We have examined the pleadings and testimony in this case with great care. We agree with the chancellor in finding that Thomas Bragg’s intent in selling and conveying his property to Willis Bragg, his brother, and to Carson, his cousin, was fraudulent; and if he alone were concerned, we would not hesitate to declare the property subject to Pattison’s claim. — Borland v. Mayo, 8 Ala. 104; Marshall v. Croom, 52 Ala. 554; Cranford v. Kirksey, 55 Ala. 282; Hubbard v. Allen, 59 Ala. 283; Donegan v. Davis, 66 Ala. 362; Lehman v Kelly, 68 Ala. 192; Hodges v.

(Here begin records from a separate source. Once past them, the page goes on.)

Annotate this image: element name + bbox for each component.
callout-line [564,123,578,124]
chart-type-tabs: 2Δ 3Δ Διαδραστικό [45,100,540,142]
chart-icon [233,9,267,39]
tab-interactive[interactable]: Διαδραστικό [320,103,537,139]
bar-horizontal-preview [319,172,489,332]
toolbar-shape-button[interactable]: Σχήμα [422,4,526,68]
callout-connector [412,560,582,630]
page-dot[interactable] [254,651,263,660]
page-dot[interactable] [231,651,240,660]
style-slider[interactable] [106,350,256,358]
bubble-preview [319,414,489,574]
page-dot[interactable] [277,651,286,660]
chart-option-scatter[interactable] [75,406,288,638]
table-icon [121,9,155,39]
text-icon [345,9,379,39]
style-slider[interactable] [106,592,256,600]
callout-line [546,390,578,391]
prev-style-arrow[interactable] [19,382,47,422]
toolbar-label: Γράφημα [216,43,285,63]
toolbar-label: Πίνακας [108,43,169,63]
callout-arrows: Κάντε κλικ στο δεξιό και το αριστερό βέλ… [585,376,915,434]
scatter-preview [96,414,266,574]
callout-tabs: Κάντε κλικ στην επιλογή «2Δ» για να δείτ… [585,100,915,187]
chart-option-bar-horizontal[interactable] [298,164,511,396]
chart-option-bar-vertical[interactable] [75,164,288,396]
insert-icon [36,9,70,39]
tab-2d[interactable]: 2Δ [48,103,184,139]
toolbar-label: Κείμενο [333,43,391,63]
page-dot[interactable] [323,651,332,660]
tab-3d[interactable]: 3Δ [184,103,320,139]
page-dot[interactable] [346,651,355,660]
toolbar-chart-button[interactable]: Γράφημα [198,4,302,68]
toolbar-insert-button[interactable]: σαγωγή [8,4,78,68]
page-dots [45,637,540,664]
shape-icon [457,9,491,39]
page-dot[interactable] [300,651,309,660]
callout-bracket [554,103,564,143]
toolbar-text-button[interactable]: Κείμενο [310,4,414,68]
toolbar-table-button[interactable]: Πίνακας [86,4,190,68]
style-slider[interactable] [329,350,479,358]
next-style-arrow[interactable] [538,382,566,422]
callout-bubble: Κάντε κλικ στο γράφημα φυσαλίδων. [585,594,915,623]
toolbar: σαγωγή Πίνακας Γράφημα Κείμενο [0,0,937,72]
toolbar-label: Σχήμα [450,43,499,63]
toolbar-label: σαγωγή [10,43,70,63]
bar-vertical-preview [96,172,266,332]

Coleman, 76 Ala. 103. But the complainant in his bill called for a sworn discovery from the purchasers, and propounded to them searching interrogatories. Their answers are a very full denial of all knowledge on their part of Thomas Bragg’s fraudulent purpose, and of his indebtedness beyond what he provided for in his sale to them. They equally denied all participation in any and all fraudulent intent on the part of Thomas Bragg, if he entertained such intent. The testimony fails to overcome these denials, and it results that in this phase of the case complainant must fail.
It is contended here that, if complainant fails in this leading aspect of his case, then he is entitled to recover the amount of his claim out of the sixteen hundred dollars of purchase-money, which Willis Bragg and Carson owed when this bill was filed and process served on them. A sufficient answer to this contention is, that the bill contains neither averment nor prayer which could raise that issue, even if it be conceded such purpose could be conjoined with the main object of the bill. — Caldwell v. King, 76 Ala. 149; Coffey v. Norwood, 81 Ala. 512; Parsons v. Johnson, 84 Ala. 254; Shealy v. Edwards, 78 Ala. 176.
The decree of the chancellor is in all respects affirmed.